Image: Anna Louise Richardson, What am I gathering (crow), 2022, charcoal on cement fibreboard, 132 x 90cm. Image courtesy the artist

A collaborative exhibition by Anna Louise Richardson and Abdul-Rahman Abdullah.

Still Watching embodies different experiences and perceptions of mutual observation in the natural world. Embracing both the magical thinking of childhood and the pragmatism of raising a young family in a rural environment, Anna Louise Richardson and Abdul-Rahman Abdullah articulate a personal lore, voicing their relationships with other creatures and the mythic qualities of the worlds we occupy.

Still Watching is a reflection of the artists’ shared experiences of vigilance within a domestic geography shadowed by the rituals of life and death, love and loss, memory and myth.

Still Watching will immerse Fremantle Arts Centre’s main gallery in a darkly psychological landscape that posits the questions who is watching and who is being watched?

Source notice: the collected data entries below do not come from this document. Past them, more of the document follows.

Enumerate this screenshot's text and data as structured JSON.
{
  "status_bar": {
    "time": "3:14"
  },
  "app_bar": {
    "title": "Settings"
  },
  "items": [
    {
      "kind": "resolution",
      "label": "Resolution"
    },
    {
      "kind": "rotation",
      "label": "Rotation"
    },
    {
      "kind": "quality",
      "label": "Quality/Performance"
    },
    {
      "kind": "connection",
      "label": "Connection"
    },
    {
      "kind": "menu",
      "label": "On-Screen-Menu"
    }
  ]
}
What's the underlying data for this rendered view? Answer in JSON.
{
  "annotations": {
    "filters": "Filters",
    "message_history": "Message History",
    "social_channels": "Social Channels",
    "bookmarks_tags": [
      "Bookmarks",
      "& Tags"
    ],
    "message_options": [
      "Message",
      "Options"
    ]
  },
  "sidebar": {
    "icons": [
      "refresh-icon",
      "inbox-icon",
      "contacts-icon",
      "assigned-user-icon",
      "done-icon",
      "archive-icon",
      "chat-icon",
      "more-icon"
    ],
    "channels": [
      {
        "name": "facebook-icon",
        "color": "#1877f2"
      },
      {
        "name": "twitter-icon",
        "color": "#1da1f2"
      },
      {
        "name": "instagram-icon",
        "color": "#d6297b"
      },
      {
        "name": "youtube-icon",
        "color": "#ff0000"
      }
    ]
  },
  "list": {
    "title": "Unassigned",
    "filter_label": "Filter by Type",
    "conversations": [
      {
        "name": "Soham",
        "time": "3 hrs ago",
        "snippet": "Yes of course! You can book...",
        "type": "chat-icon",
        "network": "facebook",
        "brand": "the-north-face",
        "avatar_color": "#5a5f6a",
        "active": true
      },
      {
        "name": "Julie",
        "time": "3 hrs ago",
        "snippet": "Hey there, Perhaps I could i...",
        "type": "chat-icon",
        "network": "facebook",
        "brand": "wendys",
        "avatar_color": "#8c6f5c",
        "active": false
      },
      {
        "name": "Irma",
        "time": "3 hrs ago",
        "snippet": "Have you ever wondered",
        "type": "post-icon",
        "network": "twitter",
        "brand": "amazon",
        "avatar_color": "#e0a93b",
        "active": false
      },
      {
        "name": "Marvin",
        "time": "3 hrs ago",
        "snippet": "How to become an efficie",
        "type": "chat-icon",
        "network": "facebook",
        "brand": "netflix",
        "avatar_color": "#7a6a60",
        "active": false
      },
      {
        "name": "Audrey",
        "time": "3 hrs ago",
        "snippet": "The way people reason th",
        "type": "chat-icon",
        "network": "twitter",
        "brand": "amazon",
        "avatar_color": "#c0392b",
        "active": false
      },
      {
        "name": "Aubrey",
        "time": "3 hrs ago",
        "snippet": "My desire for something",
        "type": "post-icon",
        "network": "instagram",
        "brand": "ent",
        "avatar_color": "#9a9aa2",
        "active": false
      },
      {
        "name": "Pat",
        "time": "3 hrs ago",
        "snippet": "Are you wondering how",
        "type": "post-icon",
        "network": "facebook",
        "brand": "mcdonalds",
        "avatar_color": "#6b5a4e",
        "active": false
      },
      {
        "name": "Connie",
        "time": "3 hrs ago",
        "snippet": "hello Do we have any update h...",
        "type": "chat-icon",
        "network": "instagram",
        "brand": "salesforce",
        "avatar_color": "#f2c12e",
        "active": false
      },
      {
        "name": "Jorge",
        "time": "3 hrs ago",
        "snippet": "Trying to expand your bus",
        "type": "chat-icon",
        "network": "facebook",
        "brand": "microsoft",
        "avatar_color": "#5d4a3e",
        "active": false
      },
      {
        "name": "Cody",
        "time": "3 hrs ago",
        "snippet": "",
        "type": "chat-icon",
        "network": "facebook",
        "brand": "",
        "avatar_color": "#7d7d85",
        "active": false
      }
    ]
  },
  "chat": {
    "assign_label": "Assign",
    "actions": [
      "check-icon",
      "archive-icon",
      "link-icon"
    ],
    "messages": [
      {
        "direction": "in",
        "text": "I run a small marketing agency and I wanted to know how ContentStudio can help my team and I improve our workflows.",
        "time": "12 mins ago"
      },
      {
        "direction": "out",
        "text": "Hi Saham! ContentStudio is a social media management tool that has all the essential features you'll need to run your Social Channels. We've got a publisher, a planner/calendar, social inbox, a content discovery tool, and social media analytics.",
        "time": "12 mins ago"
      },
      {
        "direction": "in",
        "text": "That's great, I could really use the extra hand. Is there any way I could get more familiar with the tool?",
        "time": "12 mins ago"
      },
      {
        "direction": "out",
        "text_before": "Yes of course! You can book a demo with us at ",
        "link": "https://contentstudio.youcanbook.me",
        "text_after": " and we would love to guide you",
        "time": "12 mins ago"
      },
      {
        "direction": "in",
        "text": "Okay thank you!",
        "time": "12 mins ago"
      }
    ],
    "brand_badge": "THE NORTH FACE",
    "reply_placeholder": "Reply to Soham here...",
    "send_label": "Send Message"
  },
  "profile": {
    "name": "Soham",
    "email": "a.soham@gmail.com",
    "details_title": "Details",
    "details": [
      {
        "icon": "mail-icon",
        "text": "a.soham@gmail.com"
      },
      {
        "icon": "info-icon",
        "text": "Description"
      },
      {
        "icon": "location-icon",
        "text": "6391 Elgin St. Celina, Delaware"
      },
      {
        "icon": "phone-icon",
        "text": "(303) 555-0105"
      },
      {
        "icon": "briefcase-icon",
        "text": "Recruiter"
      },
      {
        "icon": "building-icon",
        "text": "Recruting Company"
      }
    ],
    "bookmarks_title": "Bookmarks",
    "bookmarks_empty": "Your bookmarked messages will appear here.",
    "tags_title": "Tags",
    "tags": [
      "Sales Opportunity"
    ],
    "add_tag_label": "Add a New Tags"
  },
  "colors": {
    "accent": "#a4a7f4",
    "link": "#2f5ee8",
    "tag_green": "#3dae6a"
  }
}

Watching was originally developed and realised by Anna Louise Richardson and Abdul-Rahman Abdullah through the commissions program at West Space, 2022, Both Watching and Still Watching have received meaningful support from Regional Arts WA through the Regional Artist Fellowship.

Curated by Glenn Iseger-Pilkington, with the artists

Marawar-ak | From the West

This exhibition is part of Marawar-ak | From the West: Contemporary Art from Western Australia,  a celebration of Western Australian art which showcases artists working across design, animation, sculpture, drawing and installation practices.

This exhibition season is inspired by the return of cooling winds towards the end of the year, during Kambarang, Birak and Bunuru, which bring relief at the end of hot summer days.

The exhibitions, feature works of art that survey the lands we live upon, explore the ways we make meaning of the world and others that transport us to imaginary worlds. They celebrate our artists and our place in the world and place focus on stories borne from our vast State.

Comprised of four independent exhibitions, Marawar-ak presents stories of regional and remote life, love, family, grief, choice, sacrifice, alongside works that map geography and memory.